AI eats the web

AI consumes the web.

Google’s drive toward AI-generated search results, and replacing links, is rewiring the internet and might hasten the collapse of the 30+-year-old World Wide Web.

Why it matters: Google answering most inquiries in a single machine voice simplifies and dulls online life.

  • The shift might reduce Google’s search ad income and deprive future AIs of human data.

Since ChatGPT launched in late 2022, Google has slowly increased its AI-generated results. This week, it said it was bringing out “AI Overviews” to all U.S. users.

  • Generative AI will answer most searches with a paragraph or two on the world’s most popular search engine.
  • This system uses web-based information, but viewers don’t feed its authors.

Publishers and merchants fear this will decrease referral traffic and ruin their companies.

  • Google’s change might cause considerably more damage.

Google’s summary replies may also make it harder for people to add to the web’s knowledge pool, which might make its own and others’ AI tools less accurate, timely, and entertaining.

An example: VP Rose Yao demonstrated Google Lens’ capacity to understand live smartphone footage at Google’s I/O event Tuesday.

She pointed her phone at a broken turntable and stated she didn’t know what was wrong or how to fix it.

Long things kept falling off records instead of playing them. She didn’t know its name, so how could she compose a search query?

Google’s AI classified it as a tonearm. It gave her the turntable’s manufacture and model and instructions for fixing it.

It’s cool and probably more efficient than searching for solutions a decade ago.

Back then, you had to read a few online pages or ask your query on an enthusiast forum or blog.

You would get a flood of irritable but educated responses, with a hint of condescension but lots of personality.

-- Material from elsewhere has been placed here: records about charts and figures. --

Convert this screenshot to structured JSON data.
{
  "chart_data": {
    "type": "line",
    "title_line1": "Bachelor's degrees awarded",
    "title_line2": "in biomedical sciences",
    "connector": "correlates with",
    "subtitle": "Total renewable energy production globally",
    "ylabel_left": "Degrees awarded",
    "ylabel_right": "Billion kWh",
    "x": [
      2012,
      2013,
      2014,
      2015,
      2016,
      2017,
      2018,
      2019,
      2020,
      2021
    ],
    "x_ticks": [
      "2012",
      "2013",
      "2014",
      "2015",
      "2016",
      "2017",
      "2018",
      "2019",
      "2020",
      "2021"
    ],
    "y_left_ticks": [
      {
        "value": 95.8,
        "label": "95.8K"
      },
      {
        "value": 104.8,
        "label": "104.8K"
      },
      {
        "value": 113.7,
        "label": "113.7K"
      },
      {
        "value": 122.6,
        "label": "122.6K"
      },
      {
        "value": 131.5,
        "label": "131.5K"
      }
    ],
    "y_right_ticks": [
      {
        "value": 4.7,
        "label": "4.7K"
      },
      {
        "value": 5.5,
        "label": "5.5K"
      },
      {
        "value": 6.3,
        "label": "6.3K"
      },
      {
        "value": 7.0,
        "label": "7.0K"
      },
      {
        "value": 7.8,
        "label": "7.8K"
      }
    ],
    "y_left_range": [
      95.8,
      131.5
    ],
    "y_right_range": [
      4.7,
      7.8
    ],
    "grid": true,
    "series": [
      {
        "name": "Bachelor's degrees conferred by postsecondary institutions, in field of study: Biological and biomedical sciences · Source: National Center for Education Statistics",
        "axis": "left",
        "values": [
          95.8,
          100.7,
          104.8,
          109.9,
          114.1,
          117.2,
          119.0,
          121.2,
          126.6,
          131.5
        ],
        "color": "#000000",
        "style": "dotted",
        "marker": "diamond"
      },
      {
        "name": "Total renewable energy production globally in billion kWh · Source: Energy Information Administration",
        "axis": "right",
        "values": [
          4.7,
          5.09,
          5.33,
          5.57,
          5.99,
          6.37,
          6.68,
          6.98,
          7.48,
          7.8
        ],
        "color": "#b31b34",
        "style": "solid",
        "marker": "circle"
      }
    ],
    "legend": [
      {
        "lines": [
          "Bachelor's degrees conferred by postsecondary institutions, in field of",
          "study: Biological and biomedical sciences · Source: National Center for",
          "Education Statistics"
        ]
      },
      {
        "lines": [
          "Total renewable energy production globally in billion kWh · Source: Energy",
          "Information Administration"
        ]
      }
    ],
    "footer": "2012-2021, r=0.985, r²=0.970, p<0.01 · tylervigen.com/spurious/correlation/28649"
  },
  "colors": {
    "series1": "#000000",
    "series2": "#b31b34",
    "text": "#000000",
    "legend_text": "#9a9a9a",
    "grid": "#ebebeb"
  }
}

Most replies had human faces and voices in that reality.

Why would people contribute their knowledge if their postings aren’t seen by information searchers and only fed to AI?

Millions of individuals have spent decades adding knowledge, stories, and images to the web.

That approach is the only way today’s AI knows anything.

These folks donated to improve their reputations, help others, or meet like-minded people.

Money has always been important. Wikipedia, Reddit, and the leftovers of the 2000s blogosphere were developed without economic incentives, yet they feed today’s AI data.

If Google answers most of the world’s inquiries with one AI voice, there’s less motivation to share knowledge and innovation online.

The opposite side: Google’s AI puts citations and traditional search results underneath AI summaries on the results page.

Google claims that lots of online traffic will continue to function as usual.

Context: Before Google developed AI summaries, social media sites slowly dismantled the free web.

Facebook, Twitter, and its counterparts channeled much of the web’s vitality into private retail talks.

Reality check: The web is withering, not collapsing, through a “managed decline,” as Casey Newton phrased it in Platformer.

The final line: If Google doesn’t control that decline, AI might consume the web and its food.